Ken Roczen: I think we can all agree. I think the biggest thing is putting your ego down. We push each other, but we’re friends also. I think me and Chase have been hanging out a lot. Adam and I are a lot on the phone. I’m just genuinely stoked. Once you accept that there are young guns coming up, it was just like how I was. I came up and then I was at times on the 250 I was faster than Dunge. It bugs you a little bit, but I think once you accept that… And honestly when we’re together, we don’t even talk about dirt bikes most of the time. Friendship comes first. I think that’s why we’re all gelling together at the moment.
Cianciarulo: Yeah, it’s been an interesting dynamic. I feel like kind of the start of my pro career, before I even bought a house, I was staying with Ken. He was kind of big brother to me, and then at one point I felt like I was kind of big brother to Chase when he came up. I remember he was like, fifteen, sixteen years old coming and started riding with me. I think you were a couple seconds faster than me during the week in like 2017. I’m out there trying to get ninth on a weekend. But I think for me, and really if I’m going to be real, I think something that maybe doesn’t contribute to my results and a personality trait of mine is I love seeing my friends or just other people do well and succeed. I don’t feel any type of… Obviously Chase is probably the supercross champion. Ken, in Indianapolis I felt like I won the race. I genuinely just love seeing my friends succeed. It’s cool to kind of have a brotherhood. We’ve all kind of walked the same road. It’s hard to get here, whether you’re winning or in tenth. It’s difficult. These are the best guys in the world. Stoked to have these guys as friends and always stoked to see them succeed.

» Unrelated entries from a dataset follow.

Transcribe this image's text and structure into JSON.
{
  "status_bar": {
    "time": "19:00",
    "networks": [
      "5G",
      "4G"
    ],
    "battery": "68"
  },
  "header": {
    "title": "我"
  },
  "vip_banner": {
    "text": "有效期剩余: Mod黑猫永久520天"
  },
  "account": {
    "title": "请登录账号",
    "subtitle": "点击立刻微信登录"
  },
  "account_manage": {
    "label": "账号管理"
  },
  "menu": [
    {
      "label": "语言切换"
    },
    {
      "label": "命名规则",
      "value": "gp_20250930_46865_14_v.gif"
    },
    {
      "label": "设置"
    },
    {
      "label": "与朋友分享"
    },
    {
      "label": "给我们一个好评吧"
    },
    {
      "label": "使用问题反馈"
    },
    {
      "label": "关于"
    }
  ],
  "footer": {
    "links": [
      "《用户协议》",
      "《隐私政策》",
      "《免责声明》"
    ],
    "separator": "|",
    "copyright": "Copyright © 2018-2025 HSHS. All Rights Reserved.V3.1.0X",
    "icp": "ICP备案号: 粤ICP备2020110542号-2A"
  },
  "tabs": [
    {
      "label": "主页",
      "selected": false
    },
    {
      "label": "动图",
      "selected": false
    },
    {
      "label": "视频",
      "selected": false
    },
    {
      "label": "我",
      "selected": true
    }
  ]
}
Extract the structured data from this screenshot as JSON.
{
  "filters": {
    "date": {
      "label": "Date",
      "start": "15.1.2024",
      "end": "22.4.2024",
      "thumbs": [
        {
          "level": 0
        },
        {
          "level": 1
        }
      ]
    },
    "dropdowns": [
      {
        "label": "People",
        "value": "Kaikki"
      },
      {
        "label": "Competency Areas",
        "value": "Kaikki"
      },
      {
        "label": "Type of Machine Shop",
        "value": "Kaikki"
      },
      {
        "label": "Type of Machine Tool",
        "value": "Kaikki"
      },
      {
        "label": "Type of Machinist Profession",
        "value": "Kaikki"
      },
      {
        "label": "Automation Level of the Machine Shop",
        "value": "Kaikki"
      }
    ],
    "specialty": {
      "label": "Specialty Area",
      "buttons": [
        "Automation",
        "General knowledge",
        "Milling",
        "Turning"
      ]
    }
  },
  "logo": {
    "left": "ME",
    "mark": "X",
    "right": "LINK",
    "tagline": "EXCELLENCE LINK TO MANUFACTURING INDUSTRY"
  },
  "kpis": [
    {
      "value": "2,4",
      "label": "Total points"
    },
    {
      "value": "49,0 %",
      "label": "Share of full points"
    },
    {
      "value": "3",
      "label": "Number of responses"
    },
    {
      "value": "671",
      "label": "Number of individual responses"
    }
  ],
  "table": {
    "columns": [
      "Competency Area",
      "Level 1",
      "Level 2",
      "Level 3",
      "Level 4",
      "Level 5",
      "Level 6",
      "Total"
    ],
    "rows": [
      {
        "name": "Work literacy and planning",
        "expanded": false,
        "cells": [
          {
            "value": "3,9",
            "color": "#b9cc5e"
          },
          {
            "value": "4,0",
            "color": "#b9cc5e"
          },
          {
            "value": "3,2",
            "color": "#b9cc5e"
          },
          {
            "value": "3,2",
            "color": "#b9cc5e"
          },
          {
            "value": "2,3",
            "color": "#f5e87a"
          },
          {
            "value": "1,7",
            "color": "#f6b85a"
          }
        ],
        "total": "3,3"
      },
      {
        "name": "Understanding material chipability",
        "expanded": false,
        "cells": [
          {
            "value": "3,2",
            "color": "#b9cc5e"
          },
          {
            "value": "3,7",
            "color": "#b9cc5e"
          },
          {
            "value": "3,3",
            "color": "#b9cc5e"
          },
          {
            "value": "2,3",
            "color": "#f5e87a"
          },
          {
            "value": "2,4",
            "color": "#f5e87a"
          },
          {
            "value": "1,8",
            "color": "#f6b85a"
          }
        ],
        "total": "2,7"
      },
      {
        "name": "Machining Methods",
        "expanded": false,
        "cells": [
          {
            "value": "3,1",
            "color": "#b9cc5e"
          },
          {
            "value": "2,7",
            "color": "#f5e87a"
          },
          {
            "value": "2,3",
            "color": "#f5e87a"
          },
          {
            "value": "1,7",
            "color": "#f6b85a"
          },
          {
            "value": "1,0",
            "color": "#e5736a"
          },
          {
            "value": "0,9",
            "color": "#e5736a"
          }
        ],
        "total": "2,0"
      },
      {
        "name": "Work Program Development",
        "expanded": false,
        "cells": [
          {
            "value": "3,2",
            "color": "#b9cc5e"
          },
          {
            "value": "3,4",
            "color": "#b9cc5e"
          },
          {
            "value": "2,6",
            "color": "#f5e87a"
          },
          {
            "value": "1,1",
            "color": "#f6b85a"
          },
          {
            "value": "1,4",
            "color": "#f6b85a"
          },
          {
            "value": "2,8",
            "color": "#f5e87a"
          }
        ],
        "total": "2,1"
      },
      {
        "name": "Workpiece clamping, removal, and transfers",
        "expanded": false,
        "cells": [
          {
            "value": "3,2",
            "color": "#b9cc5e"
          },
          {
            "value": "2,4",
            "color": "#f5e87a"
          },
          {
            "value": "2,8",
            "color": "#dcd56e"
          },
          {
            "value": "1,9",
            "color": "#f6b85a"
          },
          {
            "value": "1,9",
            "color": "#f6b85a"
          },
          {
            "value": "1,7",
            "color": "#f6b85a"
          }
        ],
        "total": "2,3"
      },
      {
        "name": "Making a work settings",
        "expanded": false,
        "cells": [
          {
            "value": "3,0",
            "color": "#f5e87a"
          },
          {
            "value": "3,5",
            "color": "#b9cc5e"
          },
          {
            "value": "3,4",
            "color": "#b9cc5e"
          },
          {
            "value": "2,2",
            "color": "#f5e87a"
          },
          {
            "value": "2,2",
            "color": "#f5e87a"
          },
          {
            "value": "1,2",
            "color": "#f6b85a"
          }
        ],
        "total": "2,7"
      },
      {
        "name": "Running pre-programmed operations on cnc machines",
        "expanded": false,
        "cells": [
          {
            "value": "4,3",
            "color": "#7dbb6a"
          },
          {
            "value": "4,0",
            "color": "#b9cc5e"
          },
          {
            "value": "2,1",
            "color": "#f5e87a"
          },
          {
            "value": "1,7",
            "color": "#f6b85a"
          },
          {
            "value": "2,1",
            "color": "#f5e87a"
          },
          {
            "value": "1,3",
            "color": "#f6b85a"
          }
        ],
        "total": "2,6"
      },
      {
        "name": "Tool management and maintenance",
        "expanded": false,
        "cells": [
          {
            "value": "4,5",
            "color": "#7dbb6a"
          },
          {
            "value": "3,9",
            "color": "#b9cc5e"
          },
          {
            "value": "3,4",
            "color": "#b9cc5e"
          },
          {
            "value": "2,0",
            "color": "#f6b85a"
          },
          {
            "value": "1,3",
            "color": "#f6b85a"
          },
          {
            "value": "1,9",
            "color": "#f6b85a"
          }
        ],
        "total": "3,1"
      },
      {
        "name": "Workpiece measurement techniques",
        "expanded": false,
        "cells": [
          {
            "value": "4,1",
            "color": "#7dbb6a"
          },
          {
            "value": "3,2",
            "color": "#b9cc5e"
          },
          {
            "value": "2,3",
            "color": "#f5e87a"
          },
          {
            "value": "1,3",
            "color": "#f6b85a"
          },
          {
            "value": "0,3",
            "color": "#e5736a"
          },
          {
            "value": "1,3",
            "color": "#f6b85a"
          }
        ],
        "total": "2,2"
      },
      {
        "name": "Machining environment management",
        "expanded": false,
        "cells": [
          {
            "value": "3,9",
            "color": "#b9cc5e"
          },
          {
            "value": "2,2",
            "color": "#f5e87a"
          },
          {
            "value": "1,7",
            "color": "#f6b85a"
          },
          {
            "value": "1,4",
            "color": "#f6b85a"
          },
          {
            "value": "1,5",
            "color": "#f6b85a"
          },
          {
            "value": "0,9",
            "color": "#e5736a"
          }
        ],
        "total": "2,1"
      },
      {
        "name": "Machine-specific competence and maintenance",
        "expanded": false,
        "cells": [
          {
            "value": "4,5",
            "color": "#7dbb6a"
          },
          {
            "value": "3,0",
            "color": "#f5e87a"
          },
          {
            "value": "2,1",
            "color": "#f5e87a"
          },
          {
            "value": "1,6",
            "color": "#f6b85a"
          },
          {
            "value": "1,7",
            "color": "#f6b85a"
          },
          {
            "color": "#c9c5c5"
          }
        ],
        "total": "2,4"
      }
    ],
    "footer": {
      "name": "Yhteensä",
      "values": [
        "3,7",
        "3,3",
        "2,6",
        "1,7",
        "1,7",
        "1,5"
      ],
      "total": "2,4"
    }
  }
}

Chase Sexton: I moved to Florida in 2016. Moved to Claremont obviously which is pretty much the hub of moto at this point. I started riding at, it was called The Nest at the time with these two. That was when Kenny in 2016 won a few races that year. I felt like I was closer with Adam at the beginning, just because he and I had similar interests. We played golf a lot together. So, Adam and I hung out a lot. Honestly, I looked up to both of them. I was really intimidated of Ken just because he was winning every race, pretty much. It was a little bit hard to come up to him and start talking to him. Adam and I were close. So, it was kind of cool to see Adam 2019, obviously the outdoor championship was so gnarly. To see him do that was awesome, especially after how that supercross series ended. Obviously with Ken and his injuries, I’ve seen a lot. I’ve seen these guys go through a lot. I’ve obviously had my own ups and downs. Now with Kenny… Adam moved to California and went to the dark side, [Laughs] so Kenny and I are in Florida, and we’ve been hanging out a lot. It’s pretty cool just because we don’t talk about dirt bikes. Every time I go down to the line, one thing I look forward to is talking to either Adam or Ken. It’s just nice to have friends down there. It feels more comfortable, relaxing.